Art Press

Justin Delareux

Extrait des nasses Al Dante, 64 p., 10 euros

- Véronique Bergen

Explorant l’écriture, les arts plastiques, la musique, Justin Delareux livre avec Extrait des nasses un texte-intifada vertébré par la faim d’un autre monde. Brûlant d’un feu post-situationn­iste, ce texte-projectile performe ce que son titre annonce: l’extraction hors d’un monde rongé par la domination.
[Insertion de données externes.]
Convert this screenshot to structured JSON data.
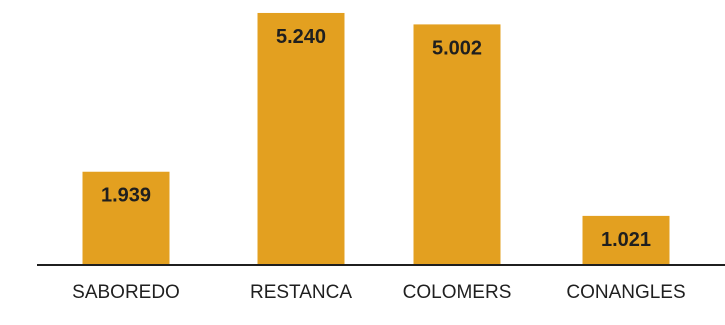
{
  "chart_data": {
    "type": "bar",
    "categories": [
      "SABOREDO",
      "RESTANCA",
      "COLOMERS",
      "CONANGLES"
    ],
    "values": [
      1.939,
      5.24,
      5.002,
      1.021
    ],
    "value_labels": [
      "1.939",
      "5.240",
      "5.002",
      "1.021"
    ],
    "title": "",
    "xlabel": "",
    "ylabel": "",
    "ylim": [
      0,
      5.5
    ],
    "grid": false,
    "bar_color": "#E3A020",
    "axis_color": "#1f1f1f"
  }
}
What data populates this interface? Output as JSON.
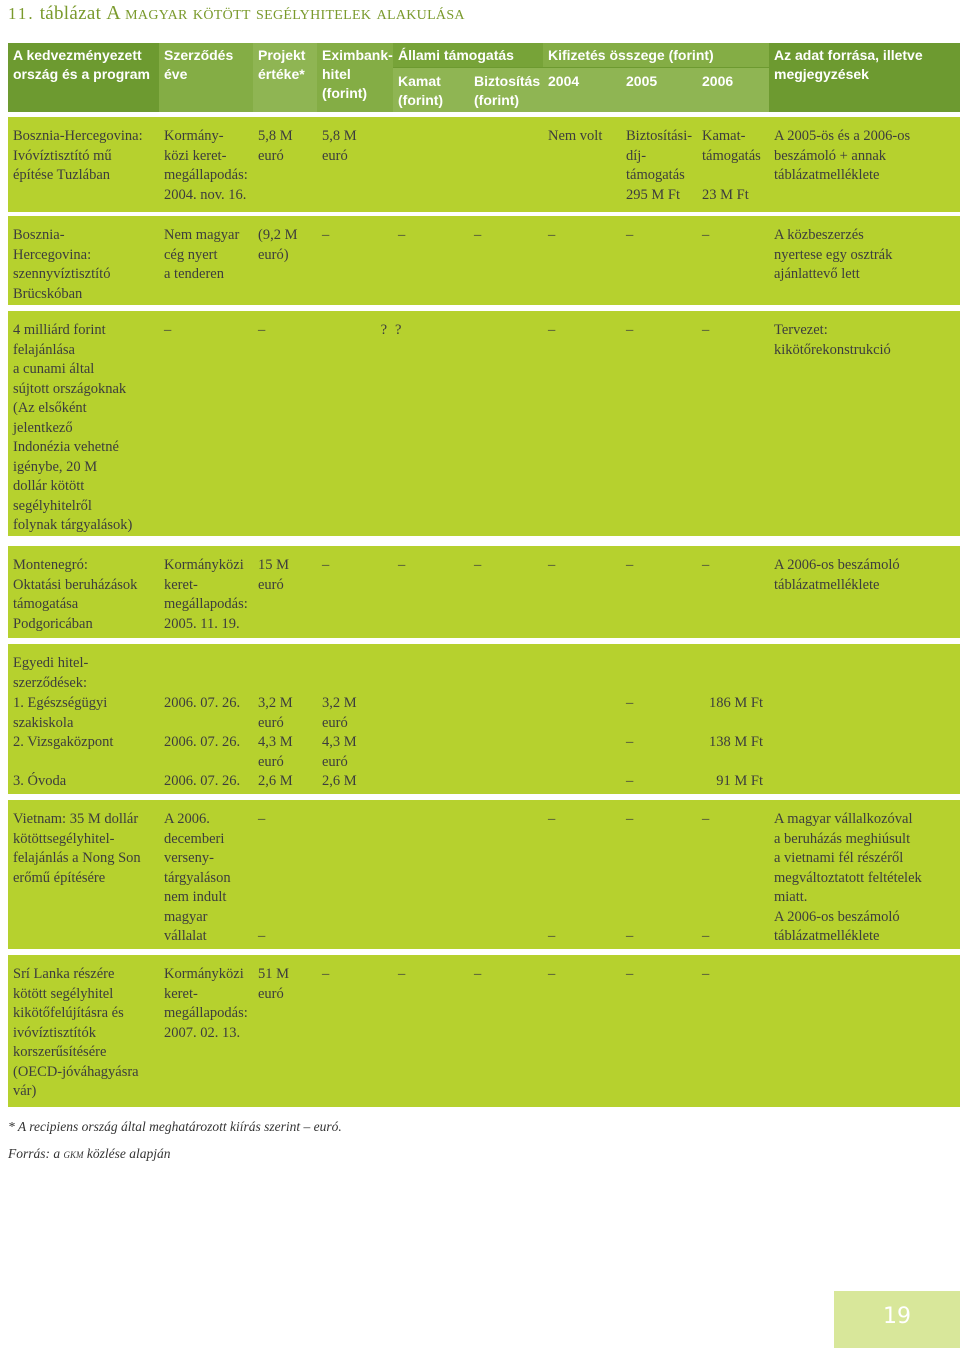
{
  "title": {
    "number": "11.",
    "word": "táblázat",
    "caption": "A magyar kötött segélyhitelek alakulása"
  },
  "header": {
    "col1": "A kedvezményezett ország és a program",
    "col2": "Szerződés éve",
    "col3": "Projekt értéke*",
    "col4": "Eximbank-hitel (forint)",
    "state_support": "Állami támogatás",
    "interest": "Kamat (forint)",
    "insurance": "Biztosítás (forint)",
    "payout": "Kifizetés összege (forint)",
    "y2004": "2004",
    "y2005": "2005",
    "y2006": "2006",
    "source": "Az adat forrása, illetve megjegyzések"
  },
  "rows": [
    {
      "country": "Bosznia-Hercegovina: Ivóvíztisztító mű építése Tuzlában",
      "year": "Kormány-\nközi keret-\nmegállapodás:\n2004. nov. 16.",
      "value": "5,8 M\neuró",
      "exim": "5,8 M\neuró",
      "kamat": "",
      "biztositas": "",
      "y2004": "Nem volt",
      "y2005": "Biztosítási-\ndíj-\ntámogatás\n295 M Ft",
      "y2006": "Kamat-\ntámogatás\n\n23 M Ft",
      "note": "A 2005-ös és a 2006-os beszámoló + annak táblázatmelléklete"
    },
    {
      "country": "Bosznia-\nHercegovina:\nszennyvíztisztító\nBrücskóban",
      "year": "Nem magyar\ncég nyert\na tenderen",
      "value": "(9,2 M\neuró)",
      "exim": "–",
      "kamat": "–",
      "biztositas": "–",
      "y2004": "–",
      "y2005": "–",
      "y2006": "–",
      "note": "A közbeszerzés\nnyertese egy osztrák\najánlattevő lett"
    },
    {
      "country": "4 milliárd forint\nfelajánlása\na cunami által\nsújtott országoknak\n(Az elsőként\njelentkező\nIndonézia vehetné\nigénybe, 20 M\ndollár kötött\nsegélyhitelről\nfolynak tárgyalások)",
      "year": "–",
      "value": "–",
      "exim": "?",
      "kamat": "?",
      "biztositas": "",
      "y2004": "–",
      "y2005": "–",
      "y2006": "–",
      "note": "Tervezet:\nkikötőrekonstrukció"
    },
    {
      "country": "Montenegró:\nOktatási beruházások\ntámogatása\nPodgoricában",
      "year": "Kormányközi\nkeret-\nmegállapodás:\n2005. 11. 19.",
      "value": "15 M\neuró",
      "exim": "–",
      "kamat": "–",
      "biztositas": "–",
      "y2004": "–",
      "y2005": "–",
      "y2006": "–",
      "note": "A 2006-os beszámoló\ntáblázatmelléklete"
    }
  ],
  "individual": {
    "heading": "Egyedi hitel-\nszerződések:",
    "items": [
      {
        "label": "1. Egészségügyi\n    szakiskola",
        "year": "2006. 07. 26.",
        "value": "3,2 M\neuró",
        "exim": "3,2 M\neuró",
        "y2005": "–",
        "y2006": "186 M Ft"
      },
      {
        "label": "2. Vizsgaközpont",
        "year": "2006. 07. 26.",
        "value": "4,3 M\neuró",
        "exim": "4,3 M\neuró",
        "y2005": "–",
        "y2006": "138 M Ft"
      },
      {
        "label": "3. Óvoda",
        "year": "2006. 07. 26.",
        "value": "2,6 M",
        "exim": "2,6 M",
        "y2005": "–",
        "y2006": "91 M Ft"
      }
    ]
  },
  "vietnam": {
    "country": "Vietnam: 35 M dollár\nkötöttsegélyhitel-\nfelajánlás a Nong Son\nerőmű építésére",
    "year": "A 2006.\ndecemberi\nverseny-\ntárgyaláson\nnem indult\nmagyar\nvállalat",
    "dash_top": "–",
    "dash_bottom": "–",
    "note": "A magyar vállalkozóval\na beruházás meghiúsult\na vietnami fél részéről\nmegváltoztatott feltételek\nmiatt.\nA 2006-os beszámoló\ntáblázatmelléklete"
  },
  "srilanka": {
    "country": "Srí Lanka részére\nkötött segélyhitel\nkikötőfelújításra és\nivóvíztisztítók\nkorszerűsítésére\n(OECD-jóváhagyásra\nvár)",
    "year": "Kormányközi\nkeret-\nmegállapodás:\n2007. 02. 13.",
    "value": "51 M\neuró",
    "dash": "–"
  },
  "footnote": "* A recipiens ország által meghatározott kiírás szerint – euró.",
  "source_prefix": "Forrás: a",
  "source_abbr": "gkm",
  "source_suffix": "közlése alapján",
  "page_number": "19",
  "colors": {
    "header": "#6d9a30",
    "row": "#b6d12e",
    "title": "#7a9a2c",
    "page_box": "#d8e79a"
  }
}
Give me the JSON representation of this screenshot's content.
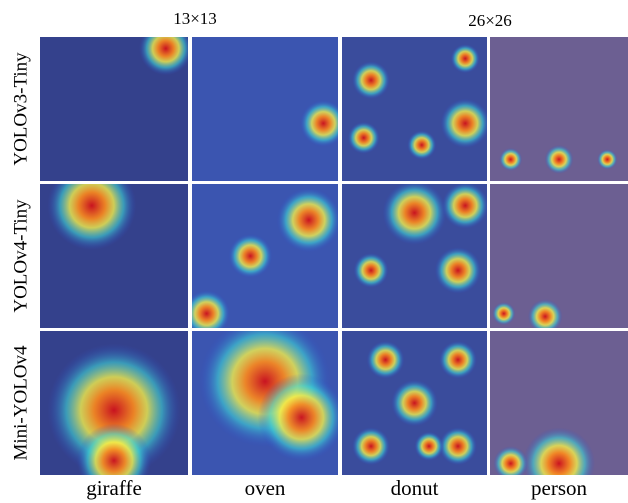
{
  "figure": {
    "scale_labels": [
      "13×13",
      "26×26"
    ],
    "row_labels": [
      "YOLOv3-Tiny",
      "YOLOv4-Tiny",
      "Mini-YOLOv4"
    ],
    "column_labels": [
      "giraffe",
      "oven",
      "donut",
      "person"
    ]
  }
}
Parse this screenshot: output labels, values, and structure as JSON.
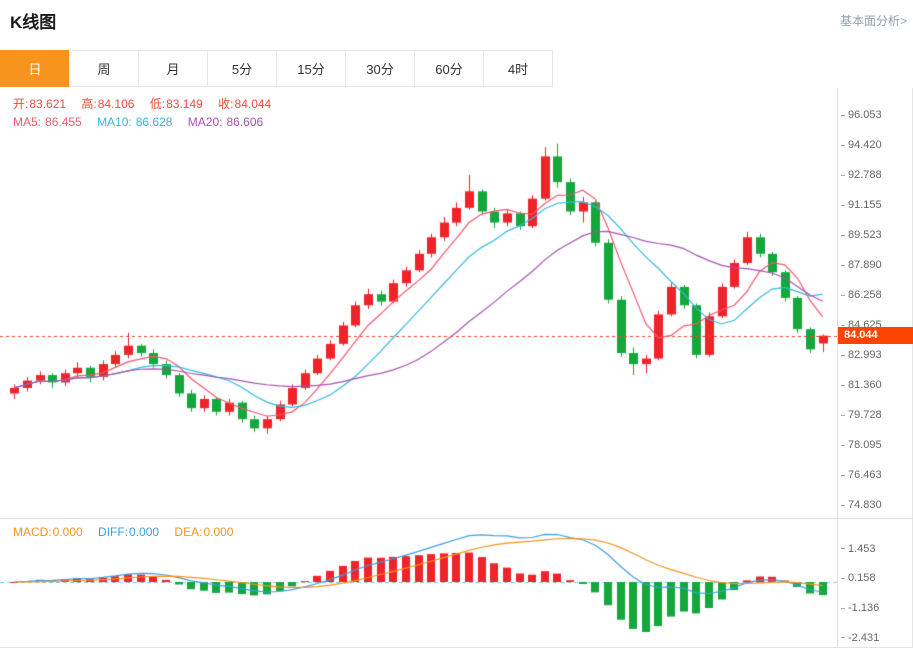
{
  "header": {
    "title": "K线图",
    "analysis_link": "基本面分析>"
  },
  "tabs": [
    {
      "label": "日",
      "active": true
    },
    {
      "label": "周",
      "active": false
    },
    {
      "label": "月",
      "active": false
    },
    {
      "label": "5分",
      "active": false
    },
    {
      "label": "15分",
      "active": false
    },
    {
      "label": "30分",
      "active": false
    },
    {
      "label": "60分",
      "active": false
    },
    {
      "label": "4时",
      "active": false
    }
  ],
  "legend": {
    "ohlc": {
      "open_label": "开:",
      "open": "83.621",
      "high_label": "高:",
      "high": "84.106",
      "low_label": "低:",
      "low": "83.149",
      "close_label": "收:",
      "close": "84.044"
    },
    "ma": {
      "ma5_label": "MA5:",
      "ma5": "86.455",
      "ma10_label": "MA10:",
      "ma10": "86.628",
      "ma20_label": "MA20:",
      "ma20": "86.606"
    },
    "macd": {
      "macd_label": "MACD:",
      "macd": "0.000",
      "diff_label": "DIFF:",
      "diff": "0.000",
      "dea_label": "DEA:",
      "dea": "0.000"
    }
  },
  "colors": {
    "up": "#ef232a",
    "down": "#14a73c",
    "ma5": "#f5576c",
    "ma10": "#36b8e0",
    "ma20": "#a653b0",
    "diff": "#3b9fe6",
    "dea": "#f7931e",
    "price_line": "#ff4422",
    "price_tag_bg": "#ff4400",
    "zero_line": "#7ecfe0",
    "tab_active_bg": "#f7941d",
    "axis_text": "#666666"
  },
  "chart_data": {
    "type": "candlestick",
    "period": "日",
    "title": "K线图",
    "y_ticks": [
      96.053,
      94.42,
      92.788,
      91.155,
      89.523,
      87.89,
      86.258,
      84.625,
      82.993,
      81.36,
      79.728,
      78.095,
      76.463,
      74.83
    ],
    "macd_y_ticks": [
      1.453,
      0.158,
      -1.136,
      -2.431
    ],
    "current_price": 84.044,
    "current_price_label": "84.044",
    "ohlc_latest": {
      "open": 83.621,
      "high": 84.106,
      "low": 83.149,
      "close": 84.044
    },
    "ma_periods": [
      5,
      10,
      20
    ],
    "ma_latest": {
      "ma5": 86.455,
      "ma10": 86.628,
      "ma20": 86.606
    },
    "macd_params": [
      12,
      26,
      9
    ],
    "macd_latest": {
      "macd": 0.0,
      "diff": 0.0,
      "dea": 0.0
    },
    "candles": [
      [
        80.9,
        81.4,
        80.6,
        81.2
      ],
      [
        81.2,
        81.8,
        81.0,
        81.6
      ],
      [
        81.6,
        82.1,
        81.4,
        81.9
      ],
      [
        81.9,
        82.0,
        81.2,
        81.5
      ],
      [
        81.5,
        82.2,
        81.3,
        82.0
      ],
      [
        82.0,
        82.6,
        81.8,
        82.3
      ],
      [
        82.3,
        82.4,
        81.5,
        81.8
      ],
      [
        81.8,
        82.7,
        81.6,
        82.5
      ],
      [
        82.5,
        83.2,
        82.3,
        83.0
      ],
      [
        83.0,
        84.2,
        82.8,
        83.5
      ],
      [
        83.5,
        83.6,
        82.9,
        83.1
      ],
      [
        83.1,
        83.3,
        82.3,
        82.5
      ],
      [
        82.5,
        82.7,
        81.7,
        81.9
      ],
      [
        81.9,
        82.0,
        80.7,
        80.9
      ],
      [
        80.9,
        81.1,
        79.9,
        80.1
      ],
      [
        80.1,
        80.8,
        79.9,
        80.6
      ],
      [
        80.6,
        80.7,
        79.7,
        79.9
      ],
      [
        79.9,
        80.6,
        79.7,
        80.4
      ],
      [
        80.4,
        80.5,
        79.3,
        79.5
      ],
      [
        79.5,
        79.7,
        78.8,
        79.0
      ],
      [
        79.0,
        79.7,
        78.7,
        79.5
      ],
      [
        79.5,
        80.5,
        79.4,
        80.3
      ],
      [
        80.3,
        81.4,
        80.2,
        81.2
      ],
      [
        81.2,
        82.2,
        81.1,
        82.0
      ],
      [
        82.0,
        83.0,
        81.9,
        82.8
      ],
      [
        82.8,
        83.8,
        82.7,
        83.6
      ],
      [
        83.6,
        84.8,
        83.5,
        84.6
      ],
      [
        84.6,
        85.9,
        84.5,
        85.7
      ],
      [
        85.7,
        86.6,
        85.5,
        86.3
      ],
      [
        86.3,
        86.5,
        85.7,
        85.9
      ],
      [
        85.9,
        87.1,
        85.8,
        86.9
      ],
      [
        86.9,
        87.8,
        86.7,
        87.6
      ],
      [
        87.6,
        88.7,
        87.5,
        88.5
      ],
      [
        88.5,
        89.6,
        88.3,
        89.4
      ],
      [
        89.4,
        90.5,
        89.2,
        90.2
      ],
      [
        90.2,
        91.3,
        90.0,
        91.0
      ],
      [
        91.0,
        92.8,
        90.9,
        91.9
      ],
      [
        91.9,
        92.0,
        90.6,
        90.8
      ],
      [
        90.8,
        91.0,
        89.9,
        90.2
      ],
      [
        90.2,
        90.9,
        90.0,
        90.7
      ],
      [
        90.7,
        90.8,
        89.8,
        90.0
      ],
      [
        90.0,
        91.7,
        89.9,
        91.5
      ],
      [
        91.5,
        94.3,
        91.4,
        93.8
      ],
      [
        93.8,
        94.5,
        92.1,
        92.4
      ],
      [
        92.4,
        92.6,
        90.6,
        90.8
      ],
      [
        90.8,
        91.6,
        90.2,
        91.3
      ],
      [
        91.3,
        91.4,
        88.9,
        89.1
      ],
      [
        89.1,
        89.3,
        85.8,
        86.0
      ],
      [
        86.0,
        86.2,
        82.9,
        83.1
      ],
      [
        83.1,
        83.4,
        81.9,
        82.5
      ],
      [
        82.5,
        83.0,
        82.0,
        82.8
      ],
      [
        82.8,
        85.4,
        82.7,
        85.2
      ],
      [
        85.2,
        86.9,
        85.1,
        86.7
      ],
      [
        86.7,
        86.8,
        85.5,
        85.7
      ],
      [
        85.7,
        85.8,
        82.8,
        83.0
      ],
      [
        83.0,
        85.3,
        82.9,
        85.1
      ],
      [
        85.1,
        86.9,
        85.0,
        86.7
      ],
      [
        86.7,
        88.2,
        86.6,
        88.0
      ],
      [
        88.0,
        89.7,
        87.9,
        89.4
      ],
      [
        89.4,
        89.6,
        88.3,
        88.5
      ],
      [
        88.5,
        88.6,
        87.3,
        87.5
      ],
      [
        87.5,
        87.6,
        85.9,
        86.1
      ],
      [
        86.1,
        86.2,
        84.2,
        84.4
      ],
      [
        84.4,
        84.5,
        83.1,
        83.3
      ],
      [
        83.621,
        84.106,
        83.149,
        84.044
      ]
    ]
  }
}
Au fil d’une poésie insurgée, ce texte désentrave, déconstrui­t par un langage-acte ce qui nous emprisonne, lâche des flux de vie arrachés au régime de mort programmée. Si la nasse est un piège dont il faut s’extirper, tout est nasse, le système, le texte, le sujet. Si la nasse est un outil d’aliénation, une technique étatico-policière, elle est aussi une « machine de guerre » (Gilles Deleuze) qui se retourne contre ce qui amenuise nos libertés. « Écrivain en état de siège », l’auteur dispose une machine de guerre scriptural­e qui élit la forme du fragment ou, comme l’écrit Jean-Marie Gleize dans sa préface, une « écriture “à fragmentat­ion” ». Dans le maelström du texte, Tarnac se lève. Jouer Tarnac contre le tarmac des existences asphyxiées, c’est faire du texte un projectile. Delareux lance des phrases-rivières, retournées à l’état sauvage, des phrases-harets qui, ouvrant des brèches, activent un chant de vie. Parataxes, morcelleme­nt syntaxique, clins d’oeil à Debord, Extrait des nasses invente un dispositif verbal incendiair­e, un manifeste poético-politique de survie qui bêche les mottes de mots comme on retourne une terre. « La vie qui nous est proposée ne nous va pas ». Se chercher un autre temps libéré, c’est attaquer ce qui déboise les pensées et les corps, faire pousser des ronces sur les déserts de béton. Saluons la puissance d’un texte-sécession qui riposte à la mécanique grippée du temps, au spectacula­ire intégré par un chant intempesti­f.